In this section, the trail is mostly clear and even where the ridge is wide it hews close to the edge above the Seward Highway. But from time to time it splits into multiple goat trails. In poor visibility this could be a problem, but on a clear day it is very easy to orient towards the next peak and continue in the right direction.
After several easier hiking peaks there is one last sting as the ridge narrows again into almost a mile of rocky scrambling. If you find the correct path this is no more difficult than the earlier parts of the hike. But taking the wrong goat trail can lead to some difficult moves above sheer drops. We mostly found the correct path.
Finally at Crested Peak, the ridge turns north into Girdwood Valley. The trail here is somewhat flatter, gently undulating between small prominences before reaching the broad peak of Chinstrap at 3,635 ft. Here you can clearly see the final two miles of descending then climbing ridgeline to the northern end of the high section at the 4,193 ft. Gentoo Peak. A beautiful and relatively accessible alpine lake sits below the craggy summit of Gentoo, the only practical source of water on the whole route aside from snowmelt.
As it was getting close to sunset, and we knew from experience that the descent from Gentoo itself would take a couple of hours, we made a group decision that the safest course would be to find a sheltered spot above the lake, get some rest and complete the hike in the early morning light.

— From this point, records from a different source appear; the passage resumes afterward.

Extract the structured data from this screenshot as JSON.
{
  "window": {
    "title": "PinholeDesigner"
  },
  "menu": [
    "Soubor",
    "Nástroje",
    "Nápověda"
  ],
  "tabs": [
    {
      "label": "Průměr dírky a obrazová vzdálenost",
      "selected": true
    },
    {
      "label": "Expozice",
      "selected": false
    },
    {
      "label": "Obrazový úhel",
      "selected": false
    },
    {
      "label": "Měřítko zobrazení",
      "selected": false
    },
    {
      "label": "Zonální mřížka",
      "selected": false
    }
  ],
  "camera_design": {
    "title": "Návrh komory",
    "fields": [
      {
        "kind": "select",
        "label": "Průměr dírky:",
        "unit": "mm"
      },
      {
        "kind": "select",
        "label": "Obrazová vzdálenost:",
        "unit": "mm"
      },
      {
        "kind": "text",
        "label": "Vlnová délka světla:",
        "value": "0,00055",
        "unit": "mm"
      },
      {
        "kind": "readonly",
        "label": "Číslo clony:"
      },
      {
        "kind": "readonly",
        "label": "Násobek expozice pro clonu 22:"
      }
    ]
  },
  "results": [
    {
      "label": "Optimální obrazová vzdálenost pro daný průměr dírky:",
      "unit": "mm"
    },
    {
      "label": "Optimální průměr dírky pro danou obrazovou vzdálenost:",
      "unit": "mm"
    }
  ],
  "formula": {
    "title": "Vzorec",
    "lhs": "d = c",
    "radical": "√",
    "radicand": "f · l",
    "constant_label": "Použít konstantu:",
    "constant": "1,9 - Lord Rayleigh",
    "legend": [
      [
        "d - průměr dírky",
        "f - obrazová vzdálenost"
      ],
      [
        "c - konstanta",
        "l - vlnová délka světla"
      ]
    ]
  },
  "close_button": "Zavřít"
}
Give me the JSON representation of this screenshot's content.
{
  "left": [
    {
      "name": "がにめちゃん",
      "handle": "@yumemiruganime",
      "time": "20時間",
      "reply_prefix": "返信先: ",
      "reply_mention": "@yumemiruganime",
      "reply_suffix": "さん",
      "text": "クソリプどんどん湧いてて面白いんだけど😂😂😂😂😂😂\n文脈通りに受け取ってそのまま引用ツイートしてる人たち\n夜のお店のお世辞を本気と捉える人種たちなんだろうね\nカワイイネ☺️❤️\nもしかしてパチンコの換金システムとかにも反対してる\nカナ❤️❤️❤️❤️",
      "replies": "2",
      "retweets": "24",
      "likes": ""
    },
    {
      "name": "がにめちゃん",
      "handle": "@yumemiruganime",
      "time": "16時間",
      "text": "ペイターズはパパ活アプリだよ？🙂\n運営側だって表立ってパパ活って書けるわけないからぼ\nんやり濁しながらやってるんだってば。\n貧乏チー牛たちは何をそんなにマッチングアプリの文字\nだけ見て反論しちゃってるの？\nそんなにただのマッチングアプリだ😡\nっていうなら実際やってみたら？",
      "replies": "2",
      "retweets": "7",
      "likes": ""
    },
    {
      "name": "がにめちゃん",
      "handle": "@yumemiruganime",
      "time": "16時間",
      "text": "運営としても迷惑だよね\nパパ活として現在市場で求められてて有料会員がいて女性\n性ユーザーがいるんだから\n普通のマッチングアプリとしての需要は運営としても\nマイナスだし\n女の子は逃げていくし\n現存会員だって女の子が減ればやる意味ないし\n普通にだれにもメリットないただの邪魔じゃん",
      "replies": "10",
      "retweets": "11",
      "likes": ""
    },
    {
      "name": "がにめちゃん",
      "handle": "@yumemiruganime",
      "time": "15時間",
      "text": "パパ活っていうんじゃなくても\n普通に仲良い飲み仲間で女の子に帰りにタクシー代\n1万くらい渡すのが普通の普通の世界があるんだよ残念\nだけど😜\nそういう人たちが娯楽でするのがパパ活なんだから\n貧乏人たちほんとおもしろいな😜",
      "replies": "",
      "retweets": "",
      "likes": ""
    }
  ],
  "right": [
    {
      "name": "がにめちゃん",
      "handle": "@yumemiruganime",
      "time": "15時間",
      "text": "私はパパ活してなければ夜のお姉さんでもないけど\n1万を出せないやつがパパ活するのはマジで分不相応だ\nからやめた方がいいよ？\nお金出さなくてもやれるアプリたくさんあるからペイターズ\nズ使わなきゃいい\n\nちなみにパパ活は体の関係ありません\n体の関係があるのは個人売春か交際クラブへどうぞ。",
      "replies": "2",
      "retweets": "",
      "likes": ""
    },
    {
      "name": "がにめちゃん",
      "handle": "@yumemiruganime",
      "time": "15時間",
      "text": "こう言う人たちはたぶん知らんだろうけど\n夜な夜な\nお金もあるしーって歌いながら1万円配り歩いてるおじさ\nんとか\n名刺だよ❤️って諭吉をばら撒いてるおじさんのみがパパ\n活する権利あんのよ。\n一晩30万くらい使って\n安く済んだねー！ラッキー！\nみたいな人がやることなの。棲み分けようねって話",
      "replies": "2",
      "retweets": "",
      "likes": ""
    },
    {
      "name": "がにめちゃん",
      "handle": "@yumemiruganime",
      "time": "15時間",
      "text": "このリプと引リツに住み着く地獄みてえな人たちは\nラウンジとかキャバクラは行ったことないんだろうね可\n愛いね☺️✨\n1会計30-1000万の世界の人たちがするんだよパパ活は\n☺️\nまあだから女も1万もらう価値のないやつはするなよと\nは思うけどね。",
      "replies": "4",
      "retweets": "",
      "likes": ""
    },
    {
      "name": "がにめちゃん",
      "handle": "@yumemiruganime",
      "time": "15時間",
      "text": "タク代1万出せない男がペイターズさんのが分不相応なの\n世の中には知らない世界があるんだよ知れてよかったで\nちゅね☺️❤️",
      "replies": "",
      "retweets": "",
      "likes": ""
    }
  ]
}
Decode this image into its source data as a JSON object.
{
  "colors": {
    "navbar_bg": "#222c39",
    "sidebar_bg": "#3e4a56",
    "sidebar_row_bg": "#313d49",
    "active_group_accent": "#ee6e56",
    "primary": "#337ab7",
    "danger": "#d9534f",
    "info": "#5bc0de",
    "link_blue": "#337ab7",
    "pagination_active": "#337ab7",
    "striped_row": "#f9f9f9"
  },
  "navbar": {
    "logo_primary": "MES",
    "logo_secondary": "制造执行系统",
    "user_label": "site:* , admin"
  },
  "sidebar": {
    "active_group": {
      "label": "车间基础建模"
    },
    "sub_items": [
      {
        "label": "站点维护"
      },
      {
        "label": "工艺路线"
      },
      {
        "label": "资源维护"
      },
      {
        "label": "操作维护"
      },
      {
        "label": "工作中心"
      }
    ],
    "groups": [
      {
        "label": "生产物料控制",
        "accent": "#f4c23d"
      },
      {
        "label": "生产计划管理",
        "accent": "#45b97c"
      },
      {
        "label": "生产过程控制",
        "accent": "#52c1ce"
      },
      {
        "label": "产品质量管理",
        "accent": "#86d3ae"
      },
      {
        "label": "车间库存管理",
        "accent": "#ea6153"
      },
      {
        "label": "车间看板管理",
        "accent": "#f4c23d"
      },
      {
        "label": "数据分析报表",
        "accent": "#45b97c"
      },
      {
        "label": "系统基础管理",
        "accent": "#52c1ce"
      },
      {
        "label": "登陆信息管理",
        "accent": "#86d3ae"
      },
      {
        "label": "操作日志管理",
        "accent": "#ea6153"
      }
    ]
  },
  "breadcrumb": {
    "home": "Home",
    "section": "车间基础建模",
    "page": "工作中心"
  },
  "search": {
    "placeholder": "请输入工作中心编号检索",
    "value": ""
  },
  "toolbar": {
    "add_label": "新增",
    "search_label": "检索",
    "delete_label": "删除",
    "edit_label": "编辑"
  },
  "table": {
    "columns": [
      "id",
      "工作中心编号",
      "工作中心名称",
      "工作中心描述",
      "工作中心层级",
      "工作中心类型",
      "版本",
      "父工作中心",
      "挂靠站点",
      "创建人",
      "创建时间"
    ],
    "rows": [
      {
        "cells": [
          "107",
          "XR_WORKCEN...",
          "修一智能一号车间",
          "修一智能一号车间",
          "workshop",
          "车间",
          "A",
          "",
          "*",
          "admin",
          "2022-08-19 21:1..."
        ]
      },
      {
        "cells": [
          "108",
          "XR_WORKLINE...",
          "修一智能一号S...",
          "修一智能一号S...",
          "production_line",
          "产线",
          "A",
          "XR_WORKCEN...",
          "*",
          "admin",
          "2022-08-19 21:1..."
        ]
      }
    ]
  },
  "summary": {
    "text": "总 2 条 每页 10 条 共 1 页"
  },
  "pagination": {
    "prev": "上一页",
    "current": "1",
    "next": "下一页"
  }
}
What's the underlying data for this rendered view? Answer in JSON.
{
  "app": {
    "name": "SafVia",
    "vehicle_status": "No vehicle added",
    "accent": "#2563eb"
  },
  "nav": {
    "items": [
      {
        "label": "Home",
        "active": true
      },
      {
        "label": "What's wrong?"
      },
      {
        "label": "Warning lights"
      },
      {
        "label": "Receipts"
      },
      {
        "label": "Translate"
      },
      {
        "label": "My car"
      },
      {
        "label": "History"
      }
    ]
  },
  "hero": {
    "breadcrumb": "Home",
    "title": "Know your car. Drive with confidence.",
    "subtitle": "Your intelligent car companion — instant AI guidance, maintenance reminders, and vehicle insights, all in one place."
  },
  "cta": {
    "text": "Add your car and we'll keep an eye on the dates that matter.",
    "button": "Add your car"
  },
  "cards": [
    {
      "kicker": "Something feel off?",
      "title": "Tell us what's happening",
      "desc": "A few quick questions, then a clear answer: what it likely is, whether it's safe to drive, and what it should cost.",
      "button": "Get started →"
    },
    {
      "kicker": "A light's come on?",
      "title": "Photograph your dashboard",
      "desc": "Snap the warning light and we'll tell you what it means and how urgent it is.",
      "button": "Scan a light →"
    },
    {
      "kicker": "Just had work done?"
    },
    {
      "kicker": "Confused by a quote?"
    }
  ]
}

Although we didn’t originally plan to camp, we did have warm clothing and foil blankets. It was bittersweet to see the glowing lights of home just below us. After a chilly but dry night, we continued at first light to finish the last climb to the summit of Gentoo, then follow the ridge a little further before reaching the long green chute that goes directly down to the flagged extension above Abe’s Trail. We reached the trailhead at California Creek at the end of a long, exhausting but rewarding and spectacular hike.
Penguin Ridge is neither the longest, highest nor hardest route around the Girdwood Valley. With 16 miles of hiking and scrambling mostly through alpine terrain, it has reasonably been described as “The Best Route in the Chugach.” While I have learned several lessons from our trip, Penguin Ridge is still a bit further and a bit harder than you expect.